Tyrone Willingham refused to use any excuses for Notre Dame’s 14-7 upset loss to Boston College Saturday at the Stadium Rockne Built and NBC Incorporated. That doesn’t mean the Fighting Irish faithful don’t need a few implausible explanations of their own.
Here, then, are the Top Five mythical excuses for Notre Dame’s fall:
1. Irish running backs had a pregame meal of barbecue ribs, but there weren’t enough wet naps to go around. You trying holding onto the football after a couple helpings of baby backs.
2. Notre Dame picked an inopportune time to salute the Bob Davie Era.
3. When Willingham decided to use throw-back jerseys, confused Irish offensive players thought they had to “throw back” the ball to Boston College.
4. The referees, seeing only ugly uniforms, mistook Notre Dame for Penn State and cheated the Irish out of a clear touchdown.
5. Alien abduction.
Ever since I adjusted the hue on my television trying to compensate for Notre Dame’s green jerseys, Tom Brokaw looks like a member of the Blue Man Group.
Super-human undefeated seasons went by the wayside for Notre Dame, Virginia Tech, Georgia and North Carolina State. In each game, the Kryptonite appeared in different forms.
Notre Dame: green jerseys and butter fingers.
Virginia Tech: the Wreck of the Pittsburgh Fitzgerald, aka Larry Fitzgerald, who had three touchdown catches.
Georgia: Rex Grossman, impersonating himself, circa 2001.

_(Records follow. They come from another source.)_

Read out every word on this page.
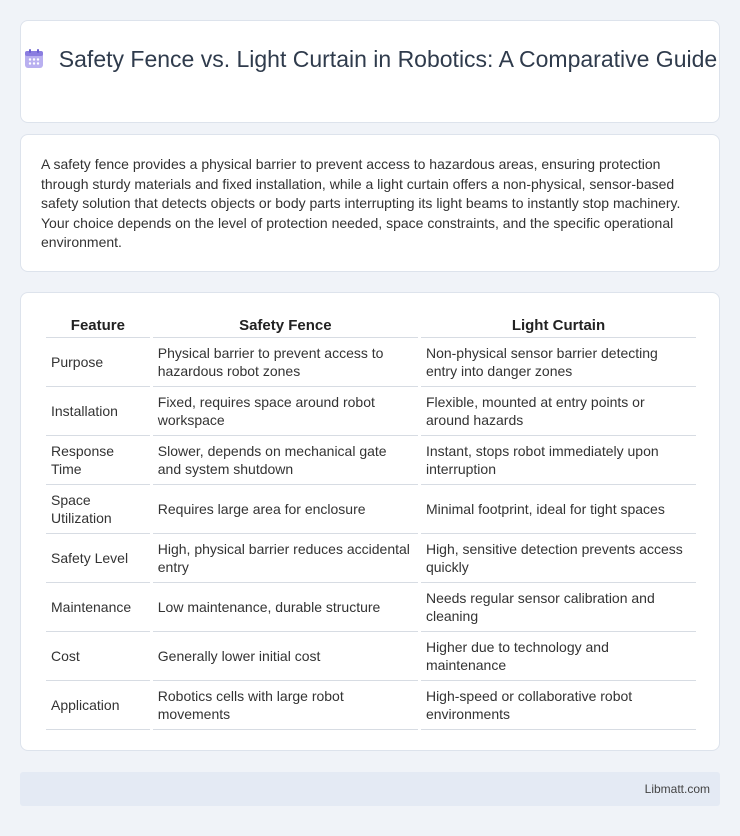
Safety Fence vs. Light Curtain in Robotics: A Comparative Guide

A safety fence provides a physical barrier to prevent access to hazardous areas, ensuring protection through sturdy materials and fixed installation, while a light curtain offers a non-physical, sensor-based safety solution that detects objects or body parts interrupting its light beams to instantly stop machinery. Your choice depends on the level of protection needed, space constraints, and the specific operational environment.

Feature	Safety Fence	Light Curtain
Purpose	Physical barrier to prevent access to hazardous robot zones	Non-physical sensor barrier detecting entry into danger zones
Installation	Fixed, requires space around robot workspace	Flexible, mounted at entry points or around hazards
Response Time	Slower, depends on mechanical gate and system shutdown	Instant, stops robot immediately upon interruption
Space Utilization	Requires large area for enclosure	Minimal footprint, ideal for tight spaces
Safety Level	High, physical barrier reduces accidental entry	High, sensitive detection prevents access quickly
Maintenance	Low maintenance, durable structure	Needs regular sensor calibration and cleaning
Cost	Generally lower initial cost	Higher due to technology and maintenance
Application	Robotics cells with large robot movements	High-speed or collaborative robot environments
Libmatt.com
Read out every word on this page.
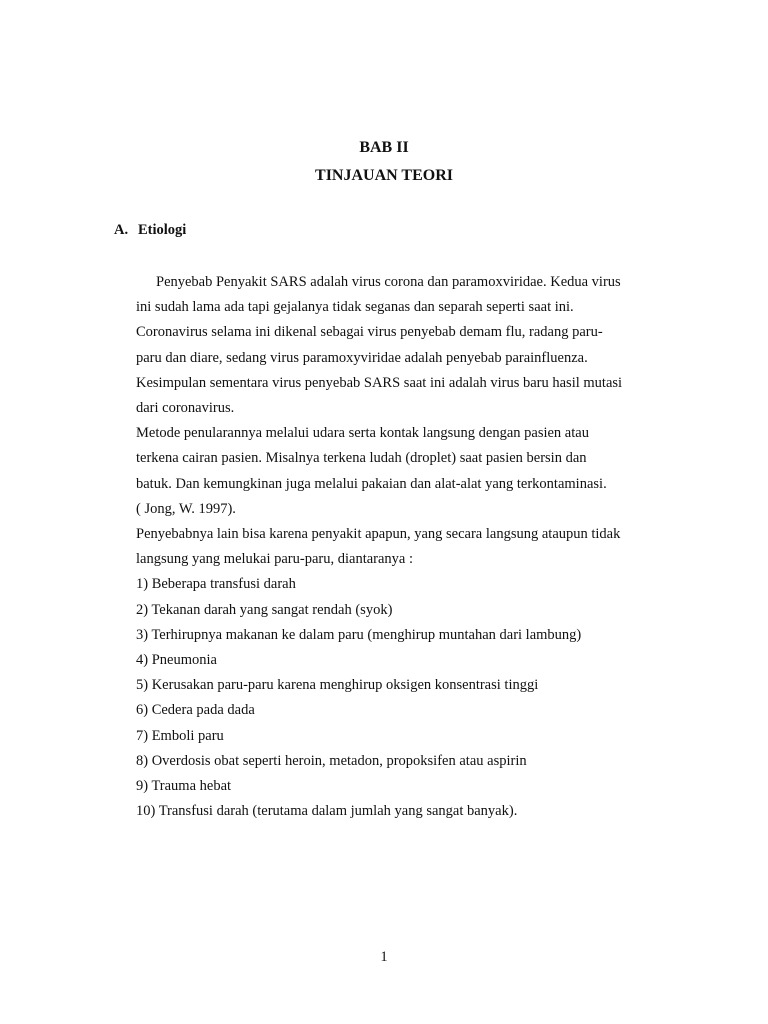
BAB II
TINJAUAN TEORI
A. Etiologi
Penyebab Penyakit SARS adalah virus corona dan paramoxviridae. Kedua virus
ini sudah lama ada tapi gejalanya tidak seganas dan separah seperti saat ini.
Coronavirus selama ini dikenal sebagai virus penyebab demam flu, radang paru-
paru dan diare, sedang virus paramoxyviridae adalah penyebab parainfluenza.
Kesimpulan sementara virus penyebab SARS saat ini adalah virus baru hasil mutasi
dari coronavirus.
Metode penularannya melalui udara serta kontak langsung dengan pasien atau
terkena cairan pasien. Misalnya terkena ludah (droplet) saat pasien bersin dan
batuk. Dan kemungkinan juga melalui pakaian dan alat-alat yang terkontaminasi.
( Jong, W. 1997).
Penyebabnya lain bisa karena penyakit apapun, yang secara langsung ataupun tidak
langsung yang melukai paru-paru, diantaranya :
1) Beberapa transfusi darah
2) Tekanan darah yang sangat rendah (syok)
3) Terhirupnya makanan ke dalam paru (menghirup muntahan dari lambung)
4) Pneumonia
5) Kerusakan paru-paru karena menghirup oksigen konsentrasi tinggi
6) Cedera pada dada
7) Emboli paru
8) Overdosis obat seperti heroin, metadon, propoksifen atau aspirin
9) Trauma hebat
10) Transfusi darah (terutama dalam jumlah yang sangat banyak).
1
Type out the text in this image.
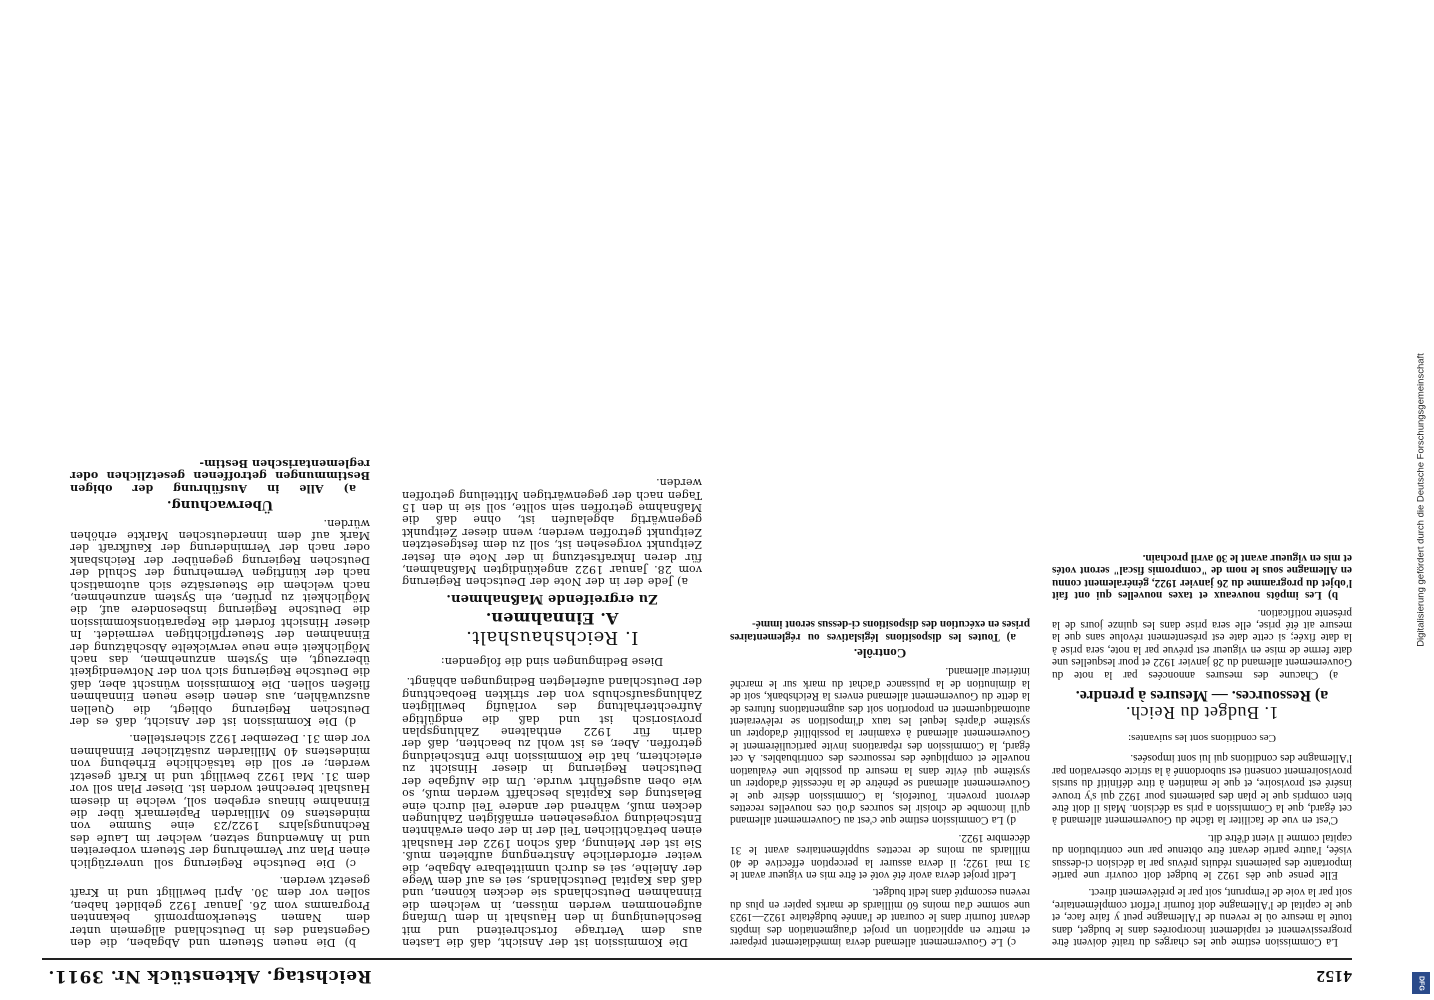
4152
Reichstag. Aktenstück Nr. 3911.

La Commission estime que les charges du traité doivent être progressivement et rapidement incorporées dans le budget, dans toute la mesure où le revenu de l'Allemagne peut y faire face, et que le capital de l'Allemagne doit fournir l'effort complémentaire, soit par la voie de l'emprunt, soit par le prélèvement direct.

Elle pense que dès 1922 le budget doit couvrir une partie importante des paiements réduits prévus par la décision ci-dessus visée, l'autre partie devant être obtenue par une contribution du capital comme il vient d'être dit.

C'est en vue de faciliter la tâche du Gouvernement allemand à cet égard, que la Commission a pris sa décision. Mais il doit être bien compris que le plan des paiements pour 1922 qui s'y trouve inséré est provisoire, et que le maintien à titre définitif du sursis provisoirement consenti est subordonné à la stricte observation par l'Allemagne des conditions qui lui sont imposées.

Ces conditions sont les suivantes:

1. Budget du Reich.
a) Ressources. — Mesures à prendre.

a) Chacune des mesures annoncées par la note du Gouvernement allemand du 28 janvier 1922 et pour lesquelles une date ferme de mise en vigueur est prévue par la note, sera prise à la date fixée; si cette date est présentement révolue sans que la mesure ait été prise, elle sera prise dans les quinze jours de la présente notification.

b) Les impôts nouveaux et taxes nouvelles qui ont fait l'objet du programme du 26 janvier 1922, généralement connu en Allemagne sous le nom de "compromis fiscal" seront votés et mis en vigueur avant le 30 avril prochain.

c) Le Gouvernement allemand devra immédiatement préparer et mettre en application un projet d'augmentation des impôts devant fournir dans le courant de l'année budgétaire 1922—1923 une somme d'au moins 60 milliards de marks papier en plus du revenu escompté dans ledit budget.

Ledit projet devra avoir été voté et être mis en vigueur avant le 31 mai 1922; il devra assurer la perception effective de 40 milliards au moins de recettes supplémentaires avant le 31 décembre 1922.

d) La Commission estime que c'est au Gouvernement allemand qu'il incombe de choisir les sources d'où ces nouvelles recettes devront provenir. Toutefois, la Commission désire que le Gouvernement allemand se pénètre de la nécessité d'adopter un système qui évite dans la mesure du possible une évaluation nouvelle et compliquée des ressources des contribuables. A cet égard, la Commission des réparations invite particulièrement le Gouvernement allemand à examiner la possibilité d'adopter un système d'après lequel les taux d'imposition se relèveraient automatiquement en proportion soit des augmentations futures de la dette du Gouvernement allemand envers la Reichsbank, soit de la diminution de la puissance d'achat du mark sur le marché intérieur allemand.

Contrôle.

a) Toutes les dispositions législatives ou réglementaires prises en exécution des dispositions ci-dessus seront immé-

Die Kommission ist der Ansicht, daß die Lasten aus dem Vertrage fortschreitend und mit Beschleunigung in den Haushalt in dem Umfang aufgenommen werden müssen, in welchem die Einnahmen Deutschlands sie decken können, und daß das Kapital Deutschlands, sei es auf dem Wege der Anleihe, sei es durch unmittelbare Abgabe, die weiter erforderliche Anstrengung aufbieten muß. Sie ist der Meinung, daß schon 1922 der Haushalt einen beträchtlichen Teil der in der oben erwähnten Entscheidung vorgesehenen ermäßigten Zahlungen decken muß, während der andere Teil durch eine Belastung des Kapitals beschafft werden muß, so wie oben ausgeführt wurde. Um die Aufgabe der Deutschen Regierung in dieser Hinsicht zu erleichtern, hat die Kommission ihre Entscheidung getroffen. Aber, es ist wohl zu beachten, daß der darin für 1922 enthaltene Zahlungsplan provisorisch ist und daß die endgültige Aufrechterhaltung des vorläufig bewilligten Zahlungsaufschubs von der strikten Beobachtung der Deutschland auferlegten Bedingungen abhängt.

Diese Bedingungen sind die folgenden:

I. Reichshaushalt.
A. Einnahmen.
Zu ergreifende Maßnahmen.

a) Jede der in der Note der Deutschen Regierung vom 28. Januar 1922 angekündigten Maßnahmen, für deren Inkraftsetzung in der Note ein fester Zeitpunkt vorgesehen ist, soll zu dem festgesetzten Zeitpunkt getroffen werden; wenn dieser Zeitpunkt gegenwärtig abgelaufen ist, ohne daß die Maßnahme getroffen sein sollte, soll sie in den 15 Tagen nach der gegenwärtigen Mitteilung getroffen werden.

b) Die neuen Steuern und Abgaben, die den Gegenstand des in Deutschland allgemein unter dem Namen Steuerkompromiß bekannten Programms vom 26. Januar 1922 gebildet haben, sollen vor dem 30. April bewilligt und in Kraft gesetzt werden.

c) Die Deutsche Regierung soll unverzüglich einen Plan zur Vermehrung der Steuern vorbereiten und in Anwendung setzen, welcher im Laufe des Rechnungsjahrs 1922/23 eine Summe von mindestens 60 Milliarden Papiermark über die Einnahme hinaus ergeben soll, welche in diesem Haushalt berechnet worden ist. Dieser Plan soll vor dem 31. Mai 1922 bewilligt und in Kraft gesetzt werden; er soll die tatsächliche Erhebung von mindestens 40 Milliarden zusätzlicher Einnahmen vor dem 31. Dezember 1922 sicherstellen.

d) Die Kommission ist der Ansicht, daß es der Deutschen Regierung obliegt, die Quellen auszuwählen, aus denen diese neuen Einnahmen fließen sollen. Die Kommission wünscht aber, daß die Deutsche Regierung sich von der Notwendigkeit überzeugt, ein System anzunehmen, das nach Möglichkeit eine neue verwickelte Abschätzung der Einnahmen der Steuerpflichtigen vermeidet. In dieser Hinsicht fordert die Reparationskommission die Deutsche Regierung insbesondere auf, die Möglichkeit zu prüfen, ein System anzunehmen, nach welchem die Steuersätze sich automatisch nach der künftigen Vermehrung der Schuld der Deutschen Regierung gegenüber der Reichsbank oder nach der Verminderung der Kaufkraft der Mark auf dem innerdeutschen Markte erhöhen würden.

Überwachung.

a) Alle in Ausführung der obigen Bestimmungen getroffenen gesetzlichen oder reglementarischen Bestim-	Digitalisierung gefördert durch die Deutsche Forschungsgemeinschaft
DFG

North Carolina State: a dose of reality.
Four undefeated teams remain as the Bowl Championship Series takes shape, but two things appear certain: Bowling Green will not play Notre Dame and Notre Dame will not be bowling green.
Penn State’s 18-7 win over Illinois was remarkable on two fronts: Larry Johnson broke his own single-game rushing record with 279 yards and Joe Paterno did nothing to elicit a cringe from the Big Ten director of officiating.
Wisconsin wide receiver Lee Evans, out for the season with a knee injury, was charged on Friday with possession of marijuana and speeding. He faces a maximum of a $1,000 fine or six months in jail or both. The school is deciding whether to get tough with its punishment and make him sit through a replay of Wisconsin’s 20-3 loss to Iowa.
Michigan players, coaches and fans felt cheated last season when a Michigan State’s scoreboard clock stopped with one second left on a Jeff Smoker spike and the Spartans staged a final game-winning play.
History repeated itself in a fashion Saturday: Michigan State had about one second of quality play in a 49-3 loss to Michigan at Ann Arbor.
Michigan State has lost four straight games by an average of 28 points per game. The Indiana Hoosiers, meanwhile, managed to lose to hapless Northwestern 41-37 Saturday in Evanston, Ill.
So when Michigan State travels to Indiana this week, the game will not be televised because of an FCC rule against airing programming unsuitable for children during daytime hours.
Purdue freshman quarterback Brandon Kirsch admitted injuring his throwing hand when a punch aimed at a frat-party antagonist ended up hitting a wall instead. He apologized to his teammates, coaches and Purdue fans last week.
Moral of the story: Never leave your dorm without your brain or at least an offensive lineman.
There is no truth to the rumor that No.1 Miami fell behind 17-8 before beating Rutgers 42-17 because the Hurricanes were distracted by Notre Dame’s green jerseys.